As the Arnold Palmer Invitational continues this week, so will another celebration of golf pioneers across the country in Phoenix, where the JTBC Founders Cup is taking place in honour of the 13 women who founded the LPGA Tour back in 1950 when women were expected to be at home instead of on the golf course.
Over the years, I’ve had the pleasure of speaking with some of those founders.
“We very much worked together. We were all different personalities and different golf swings, but we seemed to work as a family in those early days. We even helped each other on the practice tee if someone needed help,” said Marilynn Smith, one of those founders, a few years ago.
“The mood that I knew was that we were not supposed to play any sport. We were supposed to be married and in the kitchen cooking and having a family. When I turned pro (in 1949), no one wanted me to turn pro except my dad and the Spalding sporting goods company,” she said.
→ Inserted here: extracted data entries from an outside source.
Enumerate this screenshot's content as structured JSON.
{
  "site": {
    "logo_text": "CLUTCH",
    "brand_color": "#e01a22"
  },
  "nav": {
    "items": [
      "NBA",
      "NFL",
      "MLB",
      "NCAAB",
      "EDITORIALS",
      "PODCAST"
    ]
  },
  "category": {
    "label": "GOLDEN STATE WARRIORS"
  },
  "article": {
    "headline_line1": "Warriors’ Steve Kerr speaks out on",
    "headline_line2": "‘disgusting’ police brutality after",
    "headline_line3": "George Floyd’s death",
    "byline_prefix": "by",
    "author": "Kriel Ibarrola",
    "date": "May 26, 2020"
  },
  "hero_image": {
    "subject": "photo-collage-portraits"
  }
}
“My teachers at college, the University of Kansas, wanted me to finish my college, but my dad said, `Well Marilynn, sometimes opportunity knocks just once,’ so that’s when I was able to get a nice contract with Spalding,” said Smith.
The first season on tour featured 14 events worth $50,000 in total prize money and the number of tournaments grew to 21 by 1952, but there was plenty that went on behind the scenes.
“We had to drive everywhere, long nights overnight. We played a lot of exhibitions at clubs in between to supplement the income,” said Marlene Hagge, another founder who was just 16 when the LPGA was born.
For safety reasons, players formed automobile caravans and devised a series of signals to let the other cars know when they were stopping up ahead for something to eat or a bathroom break.
“We had to do everything ourselves. We did all the pairings. We had to decide where the pins went. We got the money together and then, every Sunday night, we’d sit together and we had to write out the cheques, gave the girls the checks and leave Sunday night, so we could get to the next town,” added Hagge.
For more on the 13 founders, click here for a short trailer. How current players feel about the legacy created by those pioneers is illustrated in this video from last year below.
I also spoke with former LPGA Tour player Sandra Post about Smith becoming a foundation for her career and the legacy left by the 13 founders. You can listen here.
While the LPGA certainly broke barriers for women, it also stood tall on a number of occasions, not the least of which came in 1964 when players stood by former tennis great Althea Gibson, now playing golf, after she wasn’t allowed to use the clubhouse at the Beaumont Country Club in Texas, The tournament was eventually moved.
The road to success isn’t always smooth, with bumps galore along the way and countless critics ready to jump. Mistakes we’d rather forget are sure to be made, but for that reason, there is even more joy to take in the victories that also come.
Nothing is perfect as history as shown and that certainly applies to today. In many ways, the lessons of the past are not always learned, but a legacy is always there as a reference point in those cases and a reason to celebrate in other cases.
Having a legacy doesn’t mean living in the past. If anything, it should be something we learn from and take motivation from as we move forward to add on to what happened before us.
The people we’re looking back on today are looking right back at you because they too had an eye on the future.